6. I therefore accept the finding of the trial Court that the defendants were in possession of the disputed lands at the time when the record was prepared. It cannot be said therefore that the entry about defendant's possession was made under a mistake. The result therefore is that this appeal is allowed, the judgment and decree of the Special Judge are sat aside and those of the Assistant Settlement Officer are restored with costs in this Court as well as in the lower appellate Court. Hearing fee in this appeal is assessed at two gold mohurs.

B.K. Mukherjea, J.

7. I agree with my learned brother in the order that has been passed and I desire to add a few words. Section 115-B, Ben. Ten. Act authorizes the correction of entries in a Record of Rights which has been made owing to a bona fide mistake. It is obviously a different thing from deciding a dispute and correcting an entry on that basis as is contemplated by Section 106, Ben. Ten. Act. The Legislature has allowed four months time from the date of the certificate of final publication of the Record of Rights for any aggrieved party to come before the Revenue Officer and pray for a decision of a dispute regarding an entry that has been made in or omitted from the record. When no proceeding under Section 106 is instituted and the records become final, it may still appear that there are bona fide mistakes which have crept into the records. They may not be in the nature of clerical errors or accidental slips of omissions merely, as is held in 16 C L J 339.1 But in my opinion they cannot include cases where the entries are challenged as erroneous by one party and regarding which disputes do exist which might have been decided under Section 106, Ben. Ten. Act. The Legislature cannot be taken to have intended to give the same rights to the parties under S.(115-B, Ben. Ten. Act which have been given to them already under Section 106 of the Act and that after the lapse of a period of limitation laid down in the latter section.
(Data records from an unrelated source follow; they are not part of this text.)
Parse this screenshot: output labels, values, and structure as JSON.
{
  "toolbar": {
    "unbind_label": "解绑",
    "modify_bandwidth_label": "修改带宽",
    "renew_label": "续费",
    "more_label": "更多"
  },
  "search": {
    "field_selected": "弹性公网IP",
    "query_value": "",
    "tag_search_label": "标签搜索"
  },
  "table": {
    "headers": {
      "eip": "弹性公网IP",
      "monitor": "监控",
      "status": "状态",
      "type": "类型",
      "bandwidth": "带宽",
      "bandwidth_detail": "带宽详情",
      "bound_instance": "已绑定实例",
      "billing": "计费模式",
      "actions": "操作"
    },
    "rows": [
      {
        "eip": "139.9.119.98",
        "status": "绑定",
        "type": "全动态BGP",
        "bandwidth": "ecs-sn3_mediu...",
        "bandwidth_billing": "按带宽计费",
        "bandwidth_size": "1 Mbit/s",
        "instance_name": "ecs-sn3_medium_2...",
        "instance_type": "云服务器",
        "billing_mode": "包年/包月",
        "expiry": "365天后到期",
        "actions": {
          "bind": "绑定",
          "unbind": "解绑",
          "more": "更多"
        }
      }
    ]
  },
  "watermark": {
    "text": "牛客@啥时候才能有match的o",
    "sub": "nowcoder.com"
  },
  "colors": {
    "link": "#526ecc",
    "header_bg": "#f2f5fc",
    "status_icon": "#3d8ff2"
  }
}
8. It has been held in Raj Mohan Guha v. Alam Gazi (1912) 16 CLJ 339 and in Baluchandra Sen v. Sirishchandra Sen AIR 1914 Cal 170 that the section authorizes the Revenue Officer to reconsider his decision on merits, but the reconsideration must be confined to finding out as to whether there was a bona fide mistake or not. Bona fide mistake, in my opinion, means a genuine mistake which is possible even after due care and caution. If the Settlement Officer on a consideration of the evidence before him deliberately comes to a particular conclusion regarding the rights of the parties and makes an entry to that effect in the records, however much his judgment might be wrong or the decision erroneous, it cannot be said that there was a bona fide mistake vitiating the records. On the other hand, if the conclusion drawn by the Settlement Officer does not follow from his own premises, or one part of the record contradicts the other, there may be in such and similar cases bona fide mistake and there may be scope for reconsideration of the matter on the merits. In the case before us, so far as the superior title is concerned, it cannot be disputed that the entry was due to a bona fide mistake as is apparent from the admissions of both sides and it was within the competency of the Assistant Settlement Officer to correct it under Section 115-B of the Act. So far as the question of the appellants' possession and tenancy right is concerned, I have very great doubt as to whether it can be said to be a bona fide mistake at all. It is a matter which has to be settled on a consideration of the relative weight of two sets of evidence adduced on both sides after the final publication of the Record of Rights. But as I agree with my learned brother in setting aside the finding of the lower appellate Court, and restoring that of the Assistant Settlement Officer, there can be no question of any mistake either bona fide or otherwise coming in after our decision. Under the circumstances, I agree that the appeal should be allowed, the judgment and decree of the lower Appellate Court set aside and that of the Assistant Settlement Officer restored.